Abroger le mariage gay dépend de la volonté des politiciens. Sens Commun et ses sympathisants doivent maintenir la pression sur l’UMP. Ne pas les lâcher. S’il existe une maigre chance de revenir sur la loi Taubira, elle réside dans le poids et la combativité des défenseurs de la famille. La victoire est à ceux qui tiennent le dernier quart d’heure. Peut-être les ténors qui paradaient à la tribune se défausseront-ils, mais au moins les manifestants d’hier ne pourront pas dire qu’ils n’ont pas essayé. Nous l’écrivions, c’est un « pari », pas une certitude. Mais il vaut le coup d’être tenté.

C’est pourquoi les critiques gratuites sur la naïveté des dirigeants de Sens Commun, sur la perte de temps que leur engagement représente, sont pernicieuses. Dans la bataille culturelle, il faut s’entre-aider. On ne peut combattre le sectarisme idéologique si on l’intègre soi-même. Certains de ceux qui critiquent Sens Commun ne font pas mystère de leurs préférences pour le FN, d’ailleurs silencieux depuis samedi dernier [1] Ils en ont le droit, le combat politique n’est pas dans un seul parti, mais, précisément, ils se trompent en croyant que le leur est le seul « aux mains pures ». Le FN est pétri depuis sa création de la croyance qu’il est le Chevalier blanc face aux autres formations. Le parti des Le Pen préfère laisser la maison brûler, y compris la sienne, plutôt que de voir d’autres pompiers que lui maîtriser l’incendie. C’est la politique du pire, et elle n’est pas meilleure que celle des compromissions.

L’évènement de Sens Commun était une véritable réussite, symbolique, donc culturelle.

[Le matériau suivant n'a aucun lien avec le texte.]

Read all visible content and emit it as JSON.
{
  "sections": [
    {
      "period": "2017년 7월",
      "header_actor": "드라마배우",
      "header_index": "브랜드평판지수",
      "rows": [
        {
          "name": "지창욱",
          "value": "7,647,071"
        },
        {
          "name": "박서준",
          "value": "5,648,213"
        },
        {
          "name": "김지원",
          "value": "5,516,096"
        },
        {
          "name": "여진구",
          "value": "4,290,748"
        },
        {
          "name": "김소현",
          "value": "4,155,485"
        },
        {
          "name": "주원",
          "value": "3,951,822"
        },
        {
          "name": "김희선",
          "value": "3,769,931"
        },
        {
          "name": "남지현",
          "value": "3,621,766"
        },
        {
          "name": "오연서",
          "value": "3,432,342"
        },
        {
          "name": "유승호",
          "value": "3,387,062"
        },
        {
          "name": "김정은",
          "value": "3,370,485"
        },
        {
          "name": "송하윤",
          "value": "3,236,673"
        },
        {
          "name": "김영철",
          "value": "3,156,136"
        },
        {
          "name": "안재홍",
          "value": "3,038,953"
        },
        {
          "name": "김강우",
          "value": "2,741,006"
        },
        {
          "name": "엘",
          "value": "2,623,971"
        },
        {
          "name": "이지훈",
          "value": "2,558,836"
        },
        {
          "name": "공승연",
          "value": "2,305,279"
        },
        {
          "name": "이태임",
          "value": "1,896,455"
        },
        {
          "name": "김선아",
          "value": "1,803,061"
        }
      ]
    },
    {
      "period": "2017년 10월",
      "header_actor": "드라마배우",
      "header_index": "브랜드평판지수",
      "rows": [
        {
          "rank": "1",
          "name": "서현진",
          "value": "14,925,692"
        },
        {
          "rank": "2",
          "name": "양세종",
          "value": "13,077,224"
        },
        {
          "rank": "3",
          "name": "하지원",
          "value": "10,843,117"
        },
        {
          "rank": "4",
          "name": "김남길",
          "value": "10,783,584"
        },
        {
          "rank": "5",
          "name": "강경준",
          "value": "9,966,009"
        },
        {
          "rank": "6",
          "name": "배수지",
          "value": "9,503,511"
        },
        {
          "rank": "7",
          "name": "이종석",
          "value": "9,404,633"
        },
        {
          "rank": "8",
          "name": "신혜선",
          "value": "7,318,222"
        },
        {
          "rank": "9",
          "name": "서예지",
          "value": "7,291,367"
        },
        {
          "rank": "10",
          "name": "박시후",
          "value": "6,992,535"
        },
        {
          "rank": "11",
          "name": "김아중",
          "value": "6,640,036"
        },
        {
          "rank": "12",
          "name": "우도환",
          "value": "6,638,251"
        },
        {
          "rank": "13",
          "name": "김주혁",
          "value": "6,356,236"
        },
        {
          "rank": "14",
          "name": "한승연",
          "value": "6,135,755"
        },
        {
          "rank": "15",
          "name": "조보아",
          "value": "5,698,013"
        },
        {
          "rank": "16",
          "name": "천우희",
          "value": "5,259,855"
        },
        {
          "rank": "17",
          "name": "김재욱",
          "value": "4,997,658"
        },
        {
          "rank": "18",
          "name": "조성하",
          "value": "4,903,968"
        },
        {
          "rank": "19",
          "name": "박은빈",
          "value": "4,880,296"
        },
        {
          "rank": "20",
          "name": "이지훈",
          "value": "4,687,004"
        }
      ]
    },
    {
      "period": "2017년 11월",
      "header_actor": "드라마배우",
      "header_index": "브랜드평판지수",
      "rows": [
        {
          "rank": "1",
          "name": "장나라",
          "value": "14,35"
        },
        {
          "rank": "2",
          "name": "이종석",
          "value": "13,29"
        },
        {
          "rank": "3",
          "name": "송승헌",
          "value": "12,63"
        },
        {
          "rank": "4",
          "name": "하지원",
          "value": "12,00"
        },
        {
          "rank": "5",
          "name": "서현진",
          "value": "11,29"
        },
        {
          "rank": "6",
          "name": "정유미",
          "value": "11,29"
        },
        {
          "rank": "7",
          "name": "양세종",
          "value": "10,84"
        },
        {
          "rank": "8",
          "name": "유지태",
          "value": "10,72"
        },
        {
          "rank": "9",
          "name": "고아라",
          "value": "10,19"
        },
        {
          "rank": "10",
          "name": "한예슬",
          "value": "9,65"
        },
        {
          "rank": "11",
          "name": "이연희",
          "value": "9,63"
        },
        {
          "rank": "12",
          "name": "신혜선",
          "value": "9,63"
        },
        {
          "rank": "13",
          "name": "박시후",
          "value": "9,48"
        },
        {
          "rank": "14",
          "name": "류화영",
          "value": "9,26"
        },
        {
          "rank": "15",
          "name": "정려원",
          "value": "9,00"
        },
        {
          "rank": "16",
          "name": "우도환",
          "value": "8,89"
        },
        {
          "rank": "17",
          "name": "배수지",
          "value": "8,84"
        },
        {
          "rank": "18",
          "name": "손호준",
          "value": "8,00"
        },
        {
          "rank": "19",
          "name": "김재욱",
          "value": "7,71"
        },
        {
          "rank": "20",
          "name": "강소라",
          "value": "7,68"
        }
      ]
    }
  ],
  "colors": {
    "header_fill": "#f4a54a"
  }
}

Il faut qu’il se traduise politiquement. Ne soyons pas dupes. Ne plaçons pas d’espérances démesurées dans l’entreprise. Mais encourageons donc leurs efforts. Car « qui n’est pas contre nous est pour nous » (Marc 9:40).


[1Que propose le FN ? L’abrogation, dit Marine Le Pen. Mais après ? Poser la question aux dirigeants du Front, c’est avoir de nombreuses réponses différentes : union civile pour la tendance Philippot, PACS amélioré pour Nicolas Bays, PACS inchangé pour Marion Maréchal-Le Pen. Il n’y a pas de consensus au Front sur le sujet, qui passe d’ailleurs bien après les questions économiques ou « identitaires ».